I grind one up and put the powder in my gas tank every time I fill up. More HP, and better mileage too!

RayB (France)
November 5th, 2005, 06:47 PM
I grind one up and put the powder in my gas tank every time I fill up. More HP, and better mileage too!

Sure it's not brandy you're making?

ndebord
November 5th, 2005, 08:37 PM
Blackberries in their cradles produce a tweedle-toot that's so characteristic that you can recognize it in the computer speakers of a friend, over the phone. I call it, "Blackberry music," and rib my friends about it mercilessly.

Frank,

Give me an old IBM Selectric or even a Northgate keyboard. Anything but a PDA or a Blackberry. I remember when I saw all those people using styluses (sp) to laboriously type in their schedules, I knew madness was widespread!

<sigh>

Lindsey
November 5th, 2005, 09:58 PM
How about a section for those who have never even seen one, whatever they are.
I'd qualify for that, too!

--Lindsey

Dan in Saint Louis
November 5th, 2005, 11:08 PM
Sure it's not brandy you're making?
Well, I have tasted some brandy that was not that far from gasoline.......

Mike
November 6th, 2005, 11:38 PM
Other people in the office with the same brand phone encounter the same situation. As well, I briefly used a phone of the same brand (but under TDMA, not GSM) last year, and it also exhibited the same symptoms. <shrug>

Nick Cvetkovic
November 12th, 2005, 02:50 PM
I don't have any specific recommendations but I'd go with whichever phone has the longest talk time.

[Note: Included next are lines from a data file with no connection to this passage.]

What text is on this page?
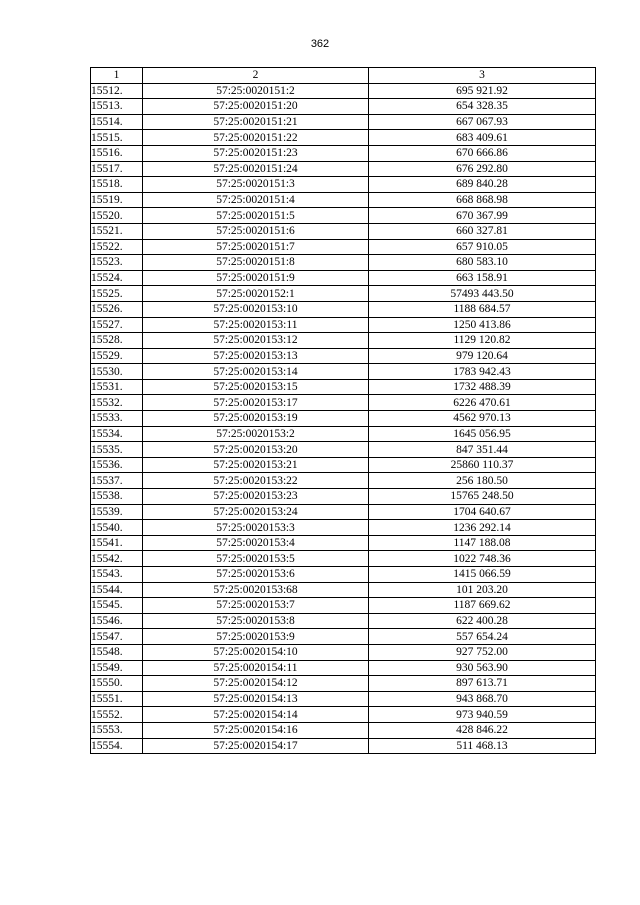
362
1	2	3
15512.	57:25:0020151:2	695 921.92
15513.	57:25:0020151:20	654 328.35
15514.	57:25:0020151:21	667 067.93
15515.	57:25:0020151:22	683 409.61
15516.	57:25:0020151:23	670 666.86
15517.	57:25:0020151:24	676 292.80
15518.	57:25:0020151:3	689 840.28
15519.	57:25:0020151:4	668 868.98
15520.	57:25:0020151:5	670 367.99
15521.	57:25:0020151:6	660 327.81
15522.	57:25:0020151:7	657 910.05
15523.	57:25:0020151:8	680 583.10
15524.	57:25:0020151:9	663 158.91
15525.	57:25:0020152:1	57493 443.50
15526.	57:25:0020153:10	1188 684.57
15527.	57:25:0020153:11	1250 413.86
15528.	57:25:0020153:12	1129 120.82
15529.	57:25:0020153:13	979 120.64
15530.	57:25:0020153:14	1783 942.43
15531.	57:25:0020153:15	1732 488.39
15532.	57:25:0020153:17	6226 470.61
15533.	57:25:0020153:19	4562 970.13
15534.	57:25:0020153:2	1645 056.95
15535.	57:25:0020153:20	847 351.44
15536.	57:25:0020153:21	25860 110.37
15537.	57:25:0020153:22	256 180.50
15538.	57:25:0020153:23	15765 248.50
15539.	57:25:0020153:24	1704 640.67
15540.	57:25:0020153:3	1236 292.14
15541.	57:25:0020153:4	1147 188.08
15542.	57:25:0020153:5	1022 748.36
15543.	57:25:0020153:6	1415 066.59
15544.	57:25:0020153:68	101 203.20
15545.	57:25:0020153:7	1187 669.62
15546.	57:25:0020153:8	622 400.28
15547.	57:25:0020153:9	557 654.24
15548.	57:25:0020154:10	927 752.00
15549.	57:25:0020154:11	930 563.90
15550.	57:25:0020154:12	897 613.71
15551.	57:25:0020154:13	943 868.70
15552.	57:25:0020154:14	973 940.59
15553.	57:25:0020154:16	428 846.22
15554.	57:25:0020154:17	511 468.13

THEN, buy a spare charger and a second extra-capacity battery from eBay.

That's how I deal with my color screen PDA phone which doesn't go more than about 12 hours if I use the PDA a bit.

I'm surprised you don't want bells and whistles.

If you did, this would be the way to go, the VX9800 which, essentially, is a 'candy bar phone' and a Sidekick-derivative back to back.

http://community.compuserve.com/n/pfx/forum.aspx?nav=messages&tsn=13&tid=256&webtag=ws-gadgetsgear

Judy G. Russell
November 14th, 2005, 05:12 PM
I'm surprised you don't want bells and whistles.Not in a phone. In my newest-biggest-bestest computers, yes. But telephones to me are mostly ways for other people to intrude on my time, and I prefer to allow that as little as possible!